According to the present invention as described above,
The reliability is high because two or more power factor correction systems are provided and the remaining power factor correction system continues to operate for a predetermined period even if a temperature abnormality occurs in at least one system. Furthermore, when a temperature abnormality is detected, an alarm signal is generated and the power is cut off after a lapse of a predetermined time, so the electronic system to which this power factor correction unit is applied will not be damaged and the reliability of the electronic system will be improved. It can contribute to improvement.

[Brief description of the drawings]

FIG. 1 is a block diagram for explaining a configuration of an embodiment of a power factor correction unit according to the present invention.

[Explanation of symbols]

2 ... input terminal, 4 ... output terminal, 6 ... alarm output terminal, 8,
10 ... Temperature sensor, 12 ... Abnormality determination circuit, 14 ... Timer circuit, 16 ... Trip circuit, NFB ... Feedback circuit, NF
1-NF3 ... Noise filter, PF1, PF2 ... Power factor improvement module, C1, C2 ... Capacitor, D1, D2 ...
Rectifier diode, AC ... Power line.

─────────────────────────────────────────────────── ─── Continuation of the front page (51) Int.Cl. ⁶ Identification code Internal reference number FI Technical display location H02J 9/06 502 H02J 9/06 502F H02M 1/12 H02M 1/12

Claims (1)

[Claims] 1. A power factor correction unit for improving a power factor by suppressing a harmonic current contained in an input current, comprising two or more power factor improving systems for suppressing a harmonic current contained in the input current.
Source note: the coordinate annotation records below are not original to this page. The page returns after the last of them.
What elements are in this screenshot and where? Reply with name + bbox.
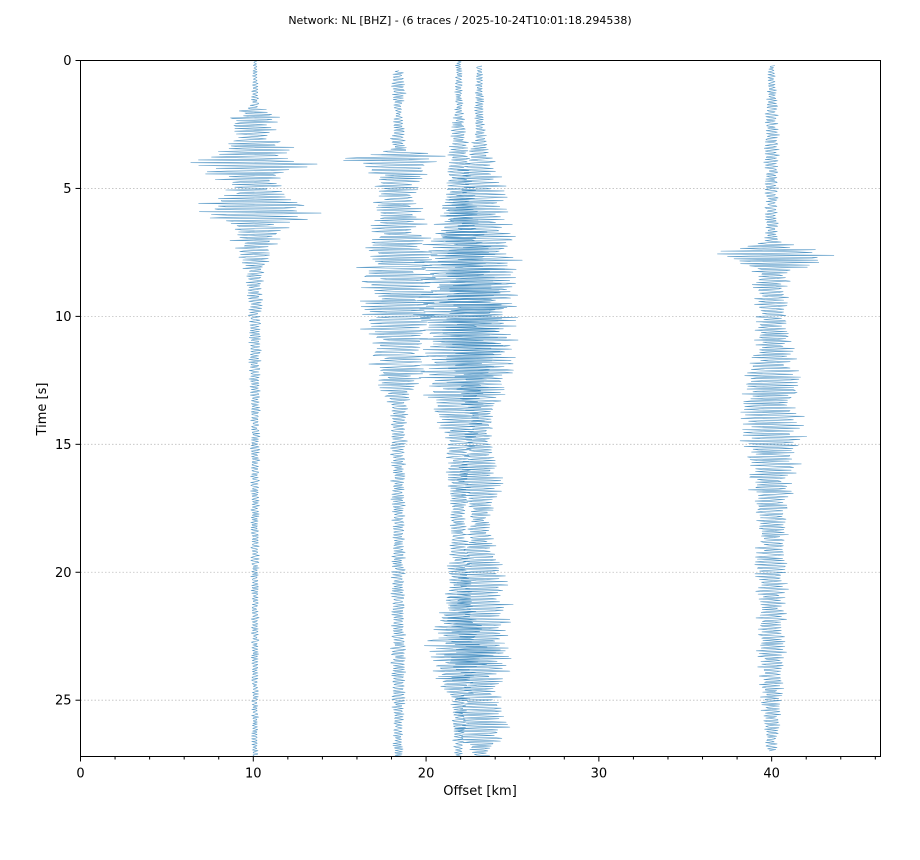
trace-5 bbox=[717, 65, 835, 752]
x-tick-label-10: 10 bbox=[245, 767, 262, 782]
y-tick-label-25: 25 bbox=[55, 694, 72, 709]
axis-ticks: 0 5 10 15 20 25 0 10 20 30 40 bbox=[55, 54, 876, 782]
x-tick-label-20: 20 bbox=[418, 767, 435, 782]
x-axis-label: Offset [km] bbox=[443, 784, 517, 799]
x-tick-label-30: 30 bbox=[591, 767, 608, 782]
y-tick-label-15: 15 bbox=[55, 438, 72, 453]
y-tick-label-0: 0 bbox=[63, 54, 71, 69]
y-axis-label: Time [s] bbox=[35, 383, 50, 437]
y-tick-label-10: 10 bbox=[55, 310, 72, 325]
plot-frame bbox=[80, 60, 881, 757]
x-tick-label-0: 0 bbox=[76, 767, 84, 782]
trace-4 bbox=[437, 65, 523, 757]
x-tick-label-40: 40 bbox=[763, 767, 780, 782]
trace-layer bbox=[190, 60, 835, 757]
y-tick-label-20: 20 bbox=[55, 566, 72, 581]
chart-title: Network: NL [BHZ] - (6 traces / 2025-10-… bbox=[288, 14, 631, 27]
trace-3 bbox=[413, 60, 508, 757]
y-tick-label-5: 5 bbox=[63, 182, 71, 197]
trace-2 bbox=[343, 70, 446, 757]
trace-1 bbox=[190, 60, 322, 757]
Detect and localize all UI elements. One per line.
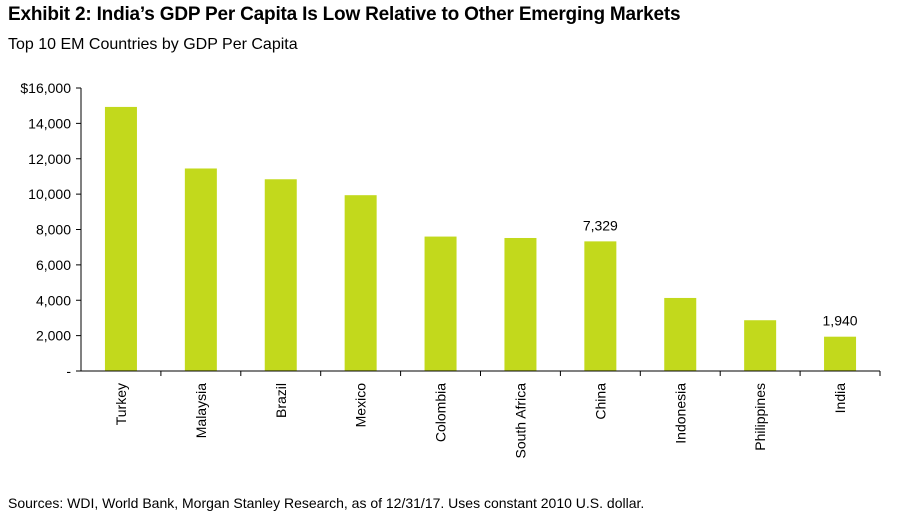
y-tick-label: 2,000: [36, 328, 71, 344]
source-note: Sources: WDI, World Bank, Morgan Stanley…: [8, 495, 645, 511]
x-tick-label: Indonesia: [672, 383, 688, 444]
y-tick-label: -: [66, 363, 71, 379]
data-label: 7,329: [583, 217, 618, 233]
x-tick-label: Philippines: [752, 383, 768, 451]
bars: [104, 106, 857, 371]
chart-subtitle: Top 10 EM Countries by GDP Per Capita: [8, 36, 298, 53]
y-tick-label: $16,000: [20, 80, 71, 96]
x-tick-label: Turkey: [113, 383, 129, 425]
x-tick-label: Mexico: [353, 383, 369, 428]
bar-turkey: [104, 106, 137, 371]
bar-brazil: [264, 179, 297, 371]
bar-malaysia: [184, 168, 217, 371]
data-label: 1,940: [823, 313, 858, 329]
bar-mexico: [344, 195, 377, 371]
bar-indonesia: [664, 297, 697, 371]
x-tick-label: India: [832, 383, 848, 414]
bar-south-africa: [504, 237, 537, 371]
x-axis: Turkey Malaysia Brazil Mexico Colombia South …: [81, 370, 881, 459]
data-labels: 7,329 1,940: [583, 217, 858, 328]
y-tick-label: 10,000: [28, 186, 71, 202]
bar-philippines: [744, 320, 777, 371]
x-tick-label: Malaysia: [193, 383, 209, 438]
bar-india: [824, 336, 857, 371]
y-tick-label: 6,000: [36, 257, 71, 273]
bar-china: [584, 241, 617, 371]
y-tick-label: 14,000: [28, 115, 71, 131]
y-tick-label: 4,000: [36, 292, 71, 308]
y-tick-label: 12,000: [28, 151, 71, 167]
chart-title: Exhibit 2: India’s GDP Per Capita Is Low…: [8, 4, 681, 25]
x-tick-label: Colombia: [433, 383, 449, 442]
x-tick-label: China: [592, 383, 608, 420]
x-tick-label: South Africa: [512, 383, 528, 459]
x-tick-label: Brazil: [273, 383, 289, 418]
y-tick-label: 8,000: [36, 222, 71, 238]
y-axis: - 2,000 4,000 6,000 8,000 10,000 12,000 14,000 $…: [20, 80, 82, 379]
bar-colombia: [424, 236, 457, 371]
A temperature detection means for detecting the temperature of each of the power factor correction systems, an abnormality determination means for comparing the detection result of the temperature detection means with a predetermined threshold value, and generating an alarm signal when the temperature exceeds a predetermined temperature, A power factor improving unit, comprising: a timer unit that counts a predetermined time from the point of time when the alarm signal is generated and shuts off the power factor improving system after a predetermined time has elapsed.